Можно ли принимать всерьез, чтобы водоносицы — дочери Даная могли послужить заманчивым образом для удовлетворения жадной до зрелищ и крови римской черни? Или, быть может, автор послания словами «Данаиды и Дирки», стоящими вне всякой связи с Предыдущим и последующим, только противопоставлял христианских мучениц преступницам античного мифа? И далее, что обозначает вся эта масса мужчин и женщин, преследуемых «завистью и ненавистью», и почему здесь эпизод с христианами поставлен на одну доску с историей Каина и Авеля, Иакова и Исава, Иосифа и его братьев, Моисея и египтянина, Аарона и Мириам, Дафана и Авирона, Давида и Саула? Ренан припоминает при этом о ненависти иудеев к христианам, но на защиту своих единоверцев с успехом выступил Иоэль, да и Тацит не дает ни малейшего основания для такого толкования. Арнольд объясняет это «клеветой партийно-ослепленных христиан». По мнению Лактанция, причиной гонения на христиан являлась зависть Нерона к успеху их пропаганды. А не имел ли в виду автор этого места в послании Климента! Деяния Петра и другие апокрифические произведения, где Симон Волхв, горя ревностью и завистью к Петру, вступает с ним в борьбу и вызывает гонение на христиан? И все это сомнительное место с его банально-риторическими общими местами относится ли вообще к Неронову гонению? Может быть, здесь отнесены к последнему все те мучители, от которых страдали христиане — мужчины и женщины — при позднейших преследованиях. Во всяком случае, из послания Климента не видно, что то «множество избранных», которые «от ревности неправой претерпели»... «и присоединились» к апостолу Петру и Павлу, приняли смерть в одно и то же время с последними. Такое предположение одно только объясняет ту ассоциацию между смертью апостолов и мнимым Нероновым гонением, представление, которое, по всей вероятности, еще и не существовало во времена Климента. Следовательно, как же мог Климент (ок. 95 г.) относить смерть Петра и Павла к правлению Нерона, когда первый вообще никогда не был в Риме, а второй мог умереть только после 64 года? И как могут признавать послание Климента подлинным, а историчность Неронова гонения им доказанным все те ученые, которые оспаривают пребывание Петра в Риме и ничего не хотят знать о смерти Павла по случаю этого гонения?
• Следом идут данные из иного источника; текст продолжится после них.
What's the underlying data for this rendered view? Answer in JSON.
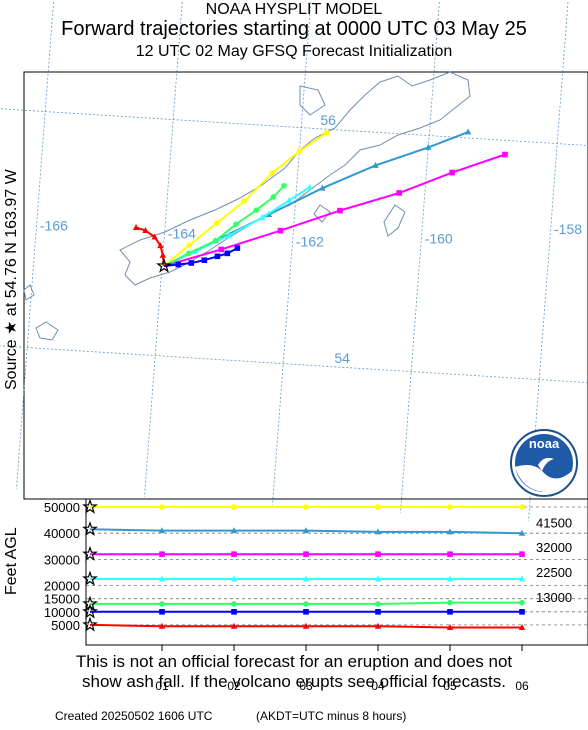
{
  "header": {
    "line1": "NOAA HYSPLIT MODEL",
    "line2": "Forward trajectories starting at 0000 UTC 03 May 25",
    "line3": "12 UTC 02 May     GFSQ  Forecast Initialization"
  },
  "side_label_source": "Source ★ at   54.76 N  163.97 W",
  "side_label_height": "Feet AGL",
  "map": {
    "lon_labels": [
      "-166",
      "-164",
      "-162",
      "-160",
      "-158"
    ],
    "lat_labels": [
      "56",
      "54"
    ],
    "source": {
      "lat": 54.76,
      "lon": -163.97
    },
    "logo_text": "noaa",
    "grid_color": "#5b9bd5",
    "coast_color": "#6f8faf"
  },
  "vertical_panel": {
    "left_ticks": [
      "50000",
      "40000",
      "30000",
      "20000",
      "15000",
      "10000",
      "5000"
    ],
    "right_labels": [
      "41500",
      "32000",
      "22500",
      "13000"
    ],
    "time_ticks": [
      "01",
      "02",
      "03",
      "04",
      "05",
      "06"
    ]
  },
  "chart_data": {
    "type": "line",
    "title": "Forward trajectories starting at 0000 UTC 03 May 25",
    "ylabel": "Feet AGL",
    "time_labels": [
      "01",
      "02",
      "03",
      "04",
      "05",
      "06"
    ],
    "series": [
      {
        "color": "#ffff00",
        "marker": "circle",
        "start_ft": 50000,
        "heights_ft": [
          50000,
          50000,
          50000,
          50000,
          50000,
          50000
        ],
        "track": [
          [
            -163.97,
            54.76
          ],
          [
            -163.6,
            54.95
          ],
          [
            -163.2,
            55.15
          ],
          [
            -162.8,
            55.35
          ],
          [
            -162.4,
            55.6
          ],
          [
            -162.0,
            55.8
          ],
          [
            -161.6,
            55.97
          ]
        ]
      },
      {
        "color": "#3399cc",
        "marker": "triangle",
        "start_ft": 41500,
        "heights_ft": [
          41000,
          41000,
          41000,
          40500,
          40500,
          40000
        ],
        "track": [
          [
            -163.97,
            54.76
          ],
          [
            -163.2,
            55.0
          ],
          [
            -162.4,
            55.25
          ],
          [
            -161.6,
            55.5
          ],
          [
            -160.8,
            55.72
          ],
          [
            -160.0,
            55.9
          ],
          [
            -159.4,
            56.05
          ]
        ]
      },
      {
        "color": "#ff00ff",
        "marker": "square",
        "start_ft": 32000,
        "heights_ft": [
          32000,
          32000,
          32000,
          32000,
          32000,
          32000
        ],
        "track": [
          [
            -163.97,
            54.76
          ],
          [
            -163.1,
            54.93
          ],
          [
            -162.2,
            55.12
          ],
          [
            -161.3,
            55.32
          ],
          [
            -160.4,
            55.5
          ],
          [
            -159.6,
            55.7
          ],
          [
            -158.8,
            55.88
          ]
        ]
      },
      {
        "color": "#33ffff",
        "marker": "triangle",
        "start_ft": 22500,
        "heights_ft": [
          22500,
          22500,
          22500,
          22500,
          22500,
          22500
        ],
        "track": [
          [
            -163.97,
            54.76
          ],
          [
            -163.5,
            54.9
          ],
          [
            -163.0,
            55.05
          ],
          [
            -162.5,
            55.22
          ],
          [
            -162.1,
            55.38
          ],
          [
            -161.8,
            55.5
          ]
        ]
      },
      {
        "color": "#33ff66",
        "marker": "circle",
        "start_ft": 13000,
        "heights_ft": [
          13000,
          13000,
          13000,
          13000,
          13500,
          13500
        ],
        "track": [
          [
            -163.97,
            54.76
          ],
          [
            -163.6,
            54.88
          ],
          [
            -163.2,
            55.0
          ],
          [
            -162.9,
            55.15
          ],
          [
            -162.6,
            55.28
          ],
          [
            -162.35,
            55.4
          ],
          [
            -162.2,
            55.5
          ]
        ]
      },
      {
        "color": "#0000ff",
        "marker": "square",
        "start_ft": 10000,
        "heights_ft": [
          10000,
          10000,
          10000,
          10000,
          10000,
          10000
        ],
        "track": [
          [
            -163.97,
            54.76
          ],
          [
            -163.75,
            54.78
          ],
          [
            -163.55,
            54.8
          ],
          [
            -163.35,
            54.83
          ],
          [
            -163.15,
            54.87
          ],
          [
            -163.0,
            54.9
          ],
          [
            -162.85,
            54.95
          ]
        ]
      },
      {
        "color": "#ff0000",
        "marker": "triangle",
        "start_ft": 5000,
        "heights_ft": [
          4500,
          4500,
          4500,
          4500,
          4000,
          4000
        ],
        "track": [
          [
            -163.97,
            54.76
          ],
          [
            -164.0,
            54.85
          ],
          [
            -164.05,
            54.93
          ],
          [
            -164.15,
            55.0
          ],
          [
            -164.3,
            55.05
          ],
          [
            -164.45,
            55.07
          ]
        ]
      }
    ]
  },
  "disclaimer": {
    "line1": "This is not an official forecast for an eruption and does not",
    "line2": "show ash fall. If the volcano erupts see official forecasts."
  },
  "footer": {
    "created": "Created 20250502 1606 UTC",
    "tz_note": "(AKDT=UTC minus 8 hours)"
  }
}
И вот дело обстоит таким образом: или послание Климента на Самом деле было написано около 95 года, — в таком случае! приводимый намек на Нероново гонение, если только оно было действительно таковым, следует рассматривать, как позднейшую вставку; Или же этот намек искони принадлежит посланию, — в таком случае последнее могло возникнуть не ранее половины II века, когда сложилось предание, ставящее смерть обоих апостолов в связь с этим гонением. И в том, и в другом случае послание Климента нисколько не доказывает факта массового гонения на христиан при Нероне[14].